Building teamwork through scrubbing floors turned out to be a successful exercise: by the end of the afternoon, the four malefactors were united in their anger against me. It was after six when I finally let them go. Their uniforms were soaked and they were limp with fatigue, but the floor gleamed as it hadn’t since—well, a day twenty-seven years ago when my own teammates and I had scrubbed it. After a far worse episode than a mere gang fight. It wasn’t an episode in my life I liked to dwell on, and even now—even now I wouldn’t think about it.

 

I followed them into the locker room while they changed. Mold made little furry patches along the showers and the lockers, some of the toilet seats were missing, some of the toilets were filled with used napkins and other bloody detritus. Maybe I could get Ms. Gault to pressure the janitor into scrubbing this now that the team had cleaned the gym. I held my nose and called to Josie that I would wait for her in the equipment room.

 

 

 

 

 

7

 

 

Close Quarters

 

 

Josie lived with her mother—and her older sister and her sister’s baby, and her two young brothers—in an old building on Escanaba. As we drove over, Josie implored me not to tell her mother she’d been punished. “Ma, she thinks I should go to college and all, and if she knows I been in trouble over basketball maybe she’ll say I can’t play no more.”

 

“Do you want to go to college, Josie?”

 

I pulled up behind a late-model pickup parked outside her building. Four speakers stood in the bed, with the volume cranked so high that the truck itself was vibrating. I had to lean over to hear Josie’s response.

 

“I guess I want to go. Like, I don’t want to spend my life working as hard as Ma does, and if I go to college maybe I can be a teacher or coach or something.” She picked at a loose cuticle, staring at her knees, then burst out, “I don’t know what college is, what it’s like, I mean. Like, would they be all stuck up, not liking me because I’m Latina, you know, and growing up down here. I met some rich kids at church, and it’s, like, their families don’t want them to know me, on account of where I live. So I’m worrying college would be like that.”

 

I remembered the church exchange program that Billy the Kid had mentioned. His choir had been singing with Josie’s Pentecostal church choir. I could well imagine families as rich as the Bysens not wanting their children getting too friendly with girls from South Chicago.

 

“I grew up down here, Josie,” I said. “My mother was a poor immigrant, but I still went to college up at the University of Chicago.

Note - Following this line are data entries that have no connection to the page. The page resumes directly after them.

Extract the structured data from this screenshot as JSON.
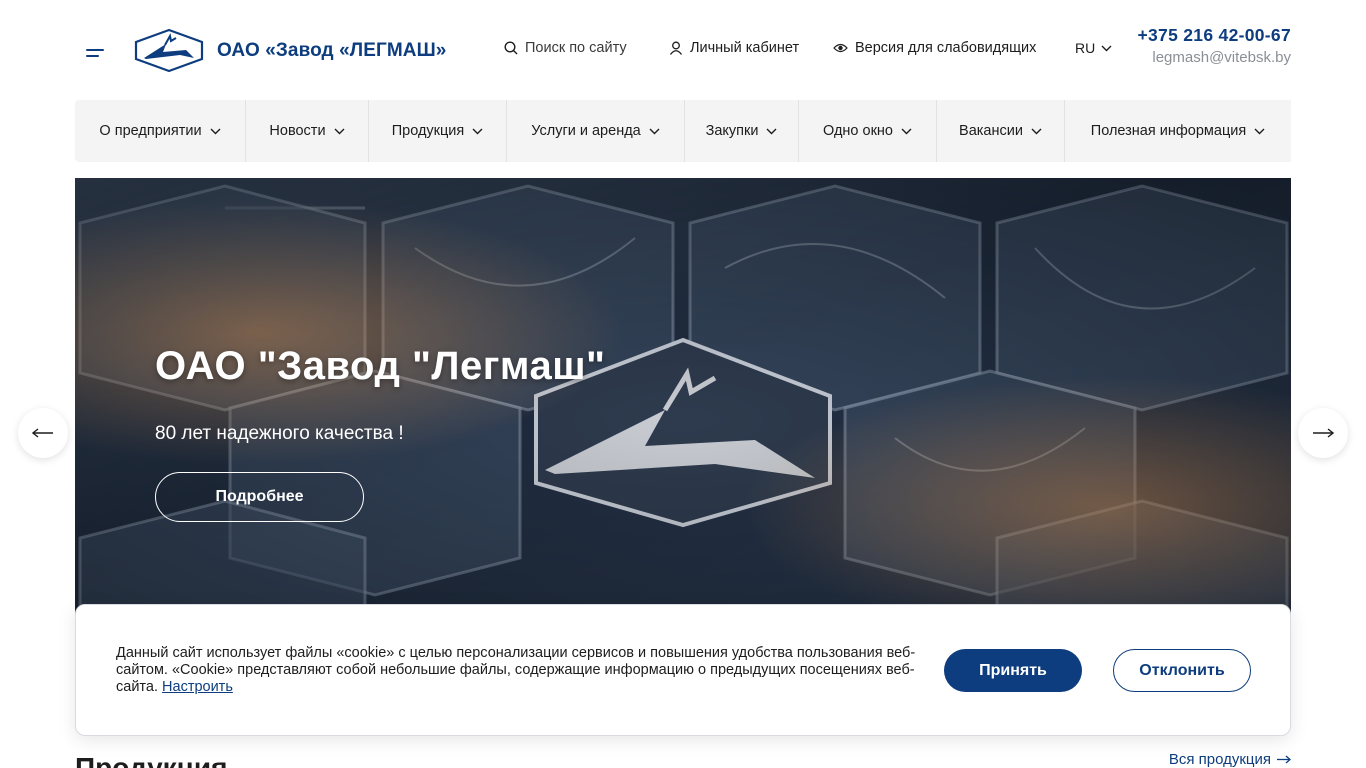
{
  "header": {
    "menu_icon": "burger-menu-icon",
    "logo_icon": "deer-emblem-icon",
    "logo_text": "ОАО «Завод «ЛЕГМАШ»",
    "search_label": "Поиск по сайту",
    "search_icon": "search-icon",
    "cabinet_label": "Личный кабинет",
    "cabinet_icon": "user-icon",
    "vision_label": "Версия для слабовидящих",
    "vision_icon": "eye-icon",
    "lang": "RU",
    "phone": "+375 216 42-00-67",
    "email": "legmash@vitebsk.by"
  },
  "nav": {
    "items": [
      {
        "label": "О предприятии"
      },
      {
        "label": "Новости"
      },
      {
        "label": "Продукция"
      },
      {
        "label": "Услуги и аренда"
      },
      {
        "label": "Закупки"
      },
      {
        "label": "Одно окно"
      },
      {
        "label": "Вакансии"
      },
      {
        "label": "Полезная информация"
      }
    ]
  },
  "hero": {
    "title": "ОАО \"Завод \"Легмаш\"",
    "subtitle": "80 лет надежного качества !",
    "button": "Подробнее",
    "prev_icon": "arrow-left-icon",
    "next_icon": "arrow-right-icon"
  },
  "products": {
    "title": "Продукция",
    "all_link": "Вся продукция"
  },
  "cookie": {
    "text": "Данный сайт использует файлы «cookie» с целью персонализации сервисов и повышения удобства пользования веб-сайтом. «Cookie» представляют собой небольшие файлы, содержащие информацию о предыдущих посещениях веб-сайта.",
    "settings_link": "Настроить",
    "accept": "Принять",
    "decline": "Отклонить"
  },
  "colors": {
    "brand": "#0d3d7e",
    "nav_bg": "#f4f4f5",
    "muted": "#8a8f96"
  }
}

Of course, there were morons there who thought they were better than me because they grew up with a lot of money and I didn’t. But most of the people I met, students and professors, all they cared about was what I was like as a person. If you want to go to college, though, you’re going to have to work hard on your studies as well as your basketball. You know that, right?”

 

She hunched a shoulder and nodded, but the confidence was over; she undid her seat belt and got out of the car. As I followed her up the walk to the front door, I saw five youths lounging around the truck, smoking reefer. One of them was the guy who sat morosely in the bleachers with his and Sancia’s children during practice. The other four I hadn’t seen before, but Josie clearly knew them. They called out to her, something taunting that I couldn’t hear over the booming speakers.

 

Josie yelled back, “You better hope Pastor Andrés don’t come round—he totally fix that truck for you like he did before.”

 

The youths shouted something else at her. When it looked as though she was going to stay to fight, I pushed her up the front walk. The noise followed us up the stairs to the second floor; even though the Dorrados lived in the back of the building, I could still feel the bass rocketing inside my stomach as Josie unlocked her front door.

 

The door led directly into a living room. A girl was sitting on the couch, dressed only in a baby-doll T-shirt and underpants. She was watching television with a ferocious intensity, her hand moving from an open chip bag in her lap to her mouth. An infant lay next to her on the plastic-coated cushion, staring vacantly at the ceiling. The only decorations in the room were a large, plain cross on one wall and a picture of Jesus blessing some children.